An Amnesty International delegation is in Cairo to launch a report that says patterns of systemic abuse could be entrenched by amendments which would "write into permanent law emergency-style powers that had led to serious human rights violations for decades".
Amnesty report
"I would say that it's worse in the sense that the few safeguards that we had in the constitution are now being attacked, so you're actually making sure that there will be no supervision of any future abuse," Hassiba Hadj Sahraoui, Amnesty International's deputy programme director for the Middle East and North Africa, told reporters in Cairo.
The report called on the government to repeal emergency legislation that allowed for human rights abuses, such as trials before military courts, and ensure the prompt and independent investigation of all torture allegations.
It also called for an end to administrative, incommunicado and secret detention.
The constitutional amendments enshrine the same restrictions on public freedoms which the government has imposed by emergency law since President Hosni Mubarak took office in 1981.
They exempt measures against terrorism from restrictions such as the requirement for a court order for detention and intercepting communications.

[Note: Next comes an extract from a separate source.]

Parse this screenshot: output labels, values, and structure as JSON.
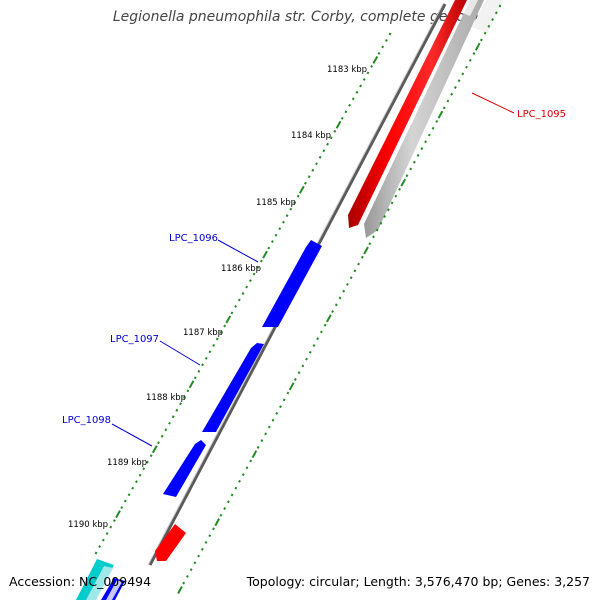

"Torture and other ill-treatment, arbitrary arrests and detention, and grossly unfair trials before emergency and military courts have all been key features of Egypt's 40-year state of emergency," the report said.
The more prevalent torture methods include electric shocks, rape, suspension in painful positions, beatings, threats of death, sexual abuse and attacks on relatives, said the report. Some 18,000 Egyptians are being held without charge, it added.
It called on the government to reveal the names of people rendered to Egypt from other countries.